In some ways The Bad Batch is exactly the show I was looking for from Star Wars: new characters, new settings, without anyone familiar always showing up to remind us this is Star Wars. Yes, there are a couple of minor cameos but, for the most part, this series is free to explore its own stories, giving us riffs on case-of-the-week adventures that don't feel like they have to tie into Star Wars lore. Some of these adventures are great and often it allows the show to just fire and find its own vibe, a vibe I like and enjoy quite a bit.
I think the show is at its weakest, in fact, when it tries to tie itself to the larger continuity. Any time it turns its eyes back to the Empire, to the war we know is going on (and has a natural conclusion in the Original Trilogy), that's what the show starts to sputter. We're talking about four guys and a little girl who, from time to time, are expected to best whole armies of Imperial troopers, as if they're somehow going to become the saviors of the galaxy. We know they can't do that and, in fact, that most of the efforts would be all for naught (at least while they're operating on their own) and yet the show still tries to tell these stories anyway.
Worse, any time it focuses on characters that we know show up in later works (like Caleb Dune and Hera Syndulla from Rebels or Fennec Shand from The Mandalorian) all the life gets sucked out of the show.

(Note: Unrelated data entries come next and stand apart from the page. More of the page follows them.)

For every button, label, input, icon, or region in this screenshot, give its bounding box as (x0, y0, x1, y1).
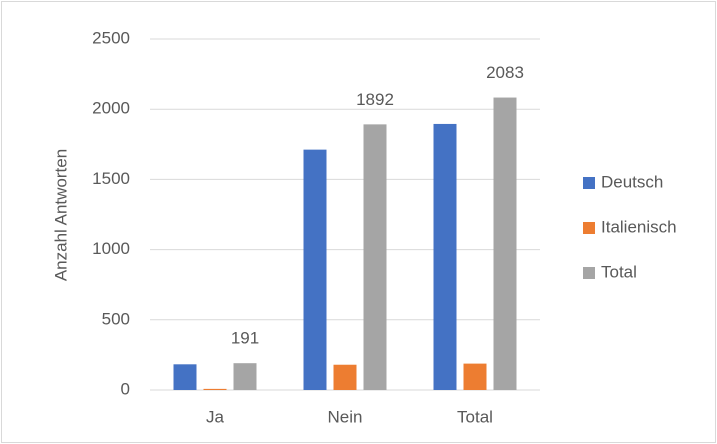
data-label: 191 (231, 329, 259, 348)
bar (363, 124, 387, 391)
y-axis-label: Anzahl Antworten (51, 149, 70, 281)
bar (333, 364, 357, 390)
x-tick-label: Nein (328, 407, 363, 426)
bar (463, 363, 487, 390)
legend-swatch (583, 177, 595, 189)
bar (433, 123, 457, 390)
legend-swatch (583, 267, 595, 279)
legend-label: Italienisch (601, 217, 677, 236)
legend-swatch (583, 222, 595, 234)
y-tick-label: 1000 (92, 239, 130, 258)
bar (493, 97, 517, 390)
bar (303, 149, 327, 390)
y-tick-label: 500 (102, 309, 130, 328)
y-tick-label: 2500 (92, 28, 130, 47)
x-tick-label: Total (457, 407, 493, 426)
y-tick-label: 2000 (92, 99, 130, 118)
bar (173, 364, 197, 390)
data-label: 2083 (486, 63, 524, 82)
data-label: 1892 (356, 90, 394, 109)
legend-label: Deutsch (601, 172, 663, 191)
bar (203, 388, 227, 390)
y-tick-label: 1500 (92, 169, 130, 188)
legend-label: Total (601, 262, 637, 281)
bar (233, 363, 257, 390)
x-tick-label: Ja (206, 407, 225, 426)
y-tick-label: 0 (121, 379, 130, 398)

We know where those characters are headed and the series winking at us saying, "remember them?" we're reminded that the galaxy is, in fact, much too small considering how vast it should be.
It leaves the season feeling very uneven, which is sad because I really actually like the main cast of characters. The five clones we follow are all distinct personalities each given depth and shading (impressive as four of them are voiced by the same guy). There's real stakes to be had from them running from the only home they've known, pursued by one of their own brothers who wants nothing more than to put them down (or at least put them back in their place). The show could mine a lot of great material from this, crafting a kind of The Fugitive adventure with the clones wandering, helping, and then running. That's a version of the show I'd love to watch.

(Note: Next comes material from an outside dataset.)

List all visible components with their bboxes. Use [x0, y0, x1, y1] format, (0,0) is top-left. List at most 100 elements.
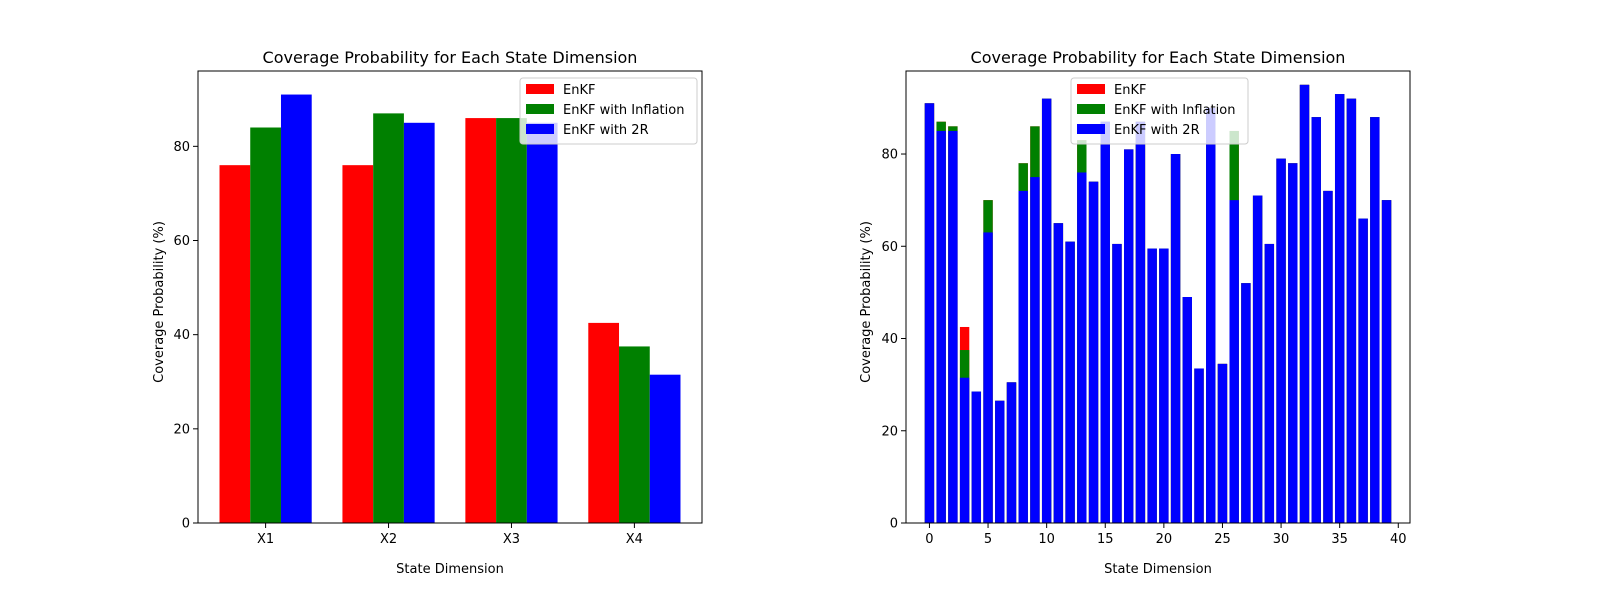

If only the show could just ignore what's going on with the Empire and find its own tale to tell. Instead, the show keeps acting like it's going to feint back to having the Clones join up with the Rebels and become freedom fighters. That doesn't happen this season but its inevitable. Everything in this galaxy apparently has to get back to the main conflict, and everything had to once again be about the Original Trilogy. There's a great show buried here somewhere, but a muddled season leaves the show wandering, trying to find a path that actually keeps in interesting.
It's not bad enough to stop watching (unlike, frankly, the early seasons of The Clone Wars) but it doesn't have the spark and fire it needs to be a great tale set in the Galaxy Far, Far Away. Hopefully it gets retooled and refocused for season two. For now it's just another clone of the main franchise with only a few minor ideas that help to set it somewhat apart.